What are external funding rounds like?
External rounds, on the other hand, provide distinctive value: new capital, market validation, and often access to commercial networks, talent, and credibility with customers and institutions. Legally, they are more complex because the incoming investor needs to build a protective perimeter against risks that are not yet fully known. This translates into a more intensive due diligence process (corporate, contractual, tax, labor, intellectual property, data protection, and, where applicable, regulatory).
It also entails negotiating key terms: valuation, the class of shares/participations, liquidation preference, anti-dilution, information rights, board seats, vetoes or reserved matters, founder vesting/lock-up obligations, non-compete clauses, and exit rules (tag-along and drag-along). Each of these elements affects future governance and requires careful drafting to avoid deadlock or ambiguity.

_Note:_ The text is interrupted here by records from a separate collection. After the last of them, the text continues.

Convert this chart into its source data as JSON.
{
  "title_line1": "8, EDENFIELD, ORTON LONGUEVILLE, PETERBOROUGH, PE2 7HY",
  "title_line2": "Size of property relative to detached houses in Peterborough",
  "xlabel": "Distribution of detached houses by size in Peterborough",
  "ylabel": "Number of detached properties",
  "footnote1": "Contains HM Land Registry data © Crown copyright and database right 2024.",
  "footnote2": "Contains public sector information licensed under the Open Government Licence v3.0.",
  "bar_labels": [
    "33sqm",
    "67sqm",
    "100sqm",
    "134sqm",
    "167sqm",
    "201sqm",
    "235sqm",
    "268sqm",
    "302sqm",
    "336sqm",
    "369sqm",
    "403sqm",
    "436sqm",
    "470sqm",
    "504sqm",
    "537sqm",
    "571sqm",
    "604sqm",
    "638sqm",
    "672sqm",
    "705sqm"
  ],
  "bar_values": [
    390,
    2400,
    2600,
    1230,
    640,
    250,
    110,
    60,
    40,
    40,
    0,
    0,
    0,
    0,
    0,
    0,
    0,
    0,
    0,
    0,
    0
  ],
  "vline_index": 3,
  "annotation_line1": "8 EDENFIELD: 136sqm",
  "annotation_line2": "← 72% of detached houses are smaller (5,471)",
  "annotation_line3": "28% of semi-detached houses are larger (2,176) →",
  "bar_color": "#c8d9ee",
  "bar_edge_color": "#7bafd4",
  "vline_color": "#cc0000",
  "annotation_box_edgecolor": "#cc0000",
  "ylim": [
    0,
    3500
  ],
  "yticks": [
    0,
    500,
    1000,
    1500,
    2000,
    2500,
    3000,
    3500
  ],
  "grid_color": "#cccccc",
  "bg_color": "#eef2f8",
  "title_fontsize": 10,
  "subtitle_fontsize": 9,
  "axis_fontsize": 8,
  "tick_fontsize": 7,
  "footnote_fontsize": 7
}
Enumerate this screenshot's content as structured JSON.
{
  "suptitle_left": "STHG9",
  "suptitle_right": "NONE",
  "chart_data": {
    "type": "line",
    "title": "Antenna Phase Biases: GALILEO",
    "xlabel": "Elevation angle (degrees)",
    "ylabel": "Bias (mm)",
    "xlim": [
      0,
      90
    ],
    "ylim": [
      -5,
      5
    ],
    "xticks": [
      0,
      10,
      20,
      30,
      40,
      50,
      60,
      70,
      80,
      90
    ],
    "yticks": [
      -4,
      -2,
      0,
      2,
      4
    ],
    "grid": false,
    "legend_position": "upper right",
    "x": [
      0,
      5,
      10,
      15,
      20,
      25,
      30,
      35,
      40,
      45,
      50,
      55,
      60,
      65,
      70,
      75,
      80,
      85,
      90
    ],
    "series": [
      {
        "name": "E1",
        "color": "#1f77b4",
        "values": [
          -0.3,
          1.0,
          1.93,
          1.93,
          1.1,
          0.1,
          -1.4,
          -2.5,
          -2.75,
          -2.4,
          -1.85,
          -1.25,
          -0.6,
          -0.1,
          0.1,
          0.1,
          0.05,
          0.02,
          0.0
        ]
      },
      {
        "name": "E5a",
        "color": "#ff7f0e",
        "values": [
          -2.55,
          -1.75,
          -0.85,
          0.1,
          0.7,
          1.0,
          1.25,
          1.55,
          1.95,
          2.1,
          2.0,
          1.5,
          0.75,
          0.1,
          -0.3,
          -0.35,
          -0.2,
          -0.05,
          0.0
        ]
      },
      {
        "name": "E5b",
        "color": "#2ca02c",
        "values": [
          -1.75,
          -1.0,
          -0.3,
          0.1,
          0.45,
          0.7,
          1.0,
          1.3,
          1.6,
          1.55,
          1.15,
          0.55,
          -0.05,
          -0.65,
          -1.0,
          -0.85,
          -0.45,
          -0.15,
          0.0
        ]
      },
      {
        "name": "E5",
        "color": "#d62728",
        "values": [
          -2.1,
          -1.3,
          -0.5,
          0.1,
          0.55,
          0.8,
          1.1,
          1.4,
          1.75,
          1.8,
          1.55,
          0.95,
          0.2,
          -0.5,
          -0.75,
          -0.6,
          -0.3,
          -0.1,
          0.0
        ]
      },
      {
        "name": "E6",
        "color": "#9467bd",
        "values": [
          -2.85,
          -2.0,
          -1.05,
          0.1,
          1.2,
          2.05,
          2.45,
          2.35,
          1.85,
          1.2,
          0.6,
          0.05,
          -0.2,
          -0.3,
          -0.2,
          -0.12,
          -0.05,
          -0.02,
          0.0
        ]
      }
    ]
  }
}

The practical cost of an external round is not only financial; it also involves time and management attention. For a founding team, preparing a data room, answering Q&A, and negotiating documentation can consume several weeks. In addition, closing is often conditional, meaning the investor may require certain issues to be regularized beforehand (for example, assigning intellectual property to the company vehicle, cleaning up key contracts, updating corporate books, or resolving contingencies).
From a formal standpoint, deals involving direct equity entry will require notary and registration steps; in convertibles or loans with a conversion option, the initial closing may be faster, but complexity is deferred to the conversion stage.
Difference between internal and external rounds
Comparing pros and cons, internal rounds stand out for potential speed, lower exposure of sensitive information, and lower transaction costs, but with the risk of reopening internal tensions and concentrating even more power in a subset of shareholders. External rounds stand out for their ability to scale the project, professionalize governance, and “set a market price” for the company, but they require heavier documentation, more surrender of control, and less predictable timelines. In both cases, the key to controlling timing is preparation: a clean cap table, updated bylaws and shareholders’ agreement.
In conclusion, the choice between an internal and an external round is not only financial, but also legal and strategic. If the priority is to buy time and execute milestones, an internal round or a bridge round can be appropriate, provided shareholder fairness and contractual clarity are protected. If the priority is to accelerate growth with capital and strategic allies, an external round is the natural path, assuming the process requires documentary discipline and governance negotiation.
In practice, many companies combine both: an internal round to cover immediate needs and prepare an external round under better conditions, minimizing friction and maximizing negotiating leverage.